Rod Teel has had a tough couple of years that involved a career change and a hip replacement. We joke now that he’s the bionic man. He used to fly airplanes and even now more than one of my flight-averse friends calms her pre-takeoff jitters with a mantra of, “It’s gonna be fine because Rod Teel is flying this plane.” Now, he sells bread for a living and he has an award winning baguette to his name.
The day I flew to Italy I was a complete basket case. To be fair, I was pretty much a mess for the entire month before I made it here and for another month after I arrived. That morning I was packing and unpacking my two suitcases, trying to anticipate what I would need for whole year away from home. My dad came into my room every so often and asked something like, “Do you have your passport?”
“Yes, Dad”
“Well what about earplugs for the plane?”
“Um….no”
At which point he would go to his room and get some earplugs- something that I guess former pilots tend to have around.
One of the things that he insisted I take in the last few hours before heading to the airport was a little compass keychain. I had never owned a compass before and he had to show me how to use it.
In my early days in Parma I figured out that when I got disoriented in the winding city streets, all I had to to was head West and then follow the river South to get home.
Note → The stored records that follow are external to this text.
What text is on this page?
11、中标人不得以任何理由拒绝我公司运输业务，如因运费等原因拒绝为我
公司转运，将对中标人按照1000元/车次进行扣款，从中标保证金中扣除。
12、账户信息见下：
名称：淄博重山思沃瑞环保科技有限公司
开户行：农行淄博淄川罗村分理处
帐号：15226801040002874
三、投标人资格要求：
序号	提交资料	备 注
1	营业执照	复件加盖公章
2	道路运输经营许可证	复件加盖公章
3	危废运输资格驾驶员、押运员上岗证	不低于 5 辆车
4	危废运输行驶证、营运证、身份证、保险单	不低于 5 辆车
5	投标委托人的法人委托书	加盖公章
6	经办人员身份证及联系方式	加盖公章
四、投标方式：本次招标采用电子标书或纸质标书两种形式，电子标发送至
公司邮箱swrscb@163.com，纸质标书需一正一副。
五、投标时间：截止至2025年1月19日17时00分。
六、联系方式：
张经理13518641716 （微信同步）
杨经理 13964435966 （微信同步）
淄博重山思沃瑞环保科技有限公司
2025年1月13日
When Lindsey and I mapped our first bike route to school for the Cheese Wheels having that little compass saved us from being completely lost more than once.
Every time I look at my keys I think of my dad. I admire him more every day and I’m so lucky to be his kid. Being in Europe is a dream come true for me, but I can’t wait to go home, if only for the chance to sit on the porch with Rod and Louise and a few a Tanqueray and tonics.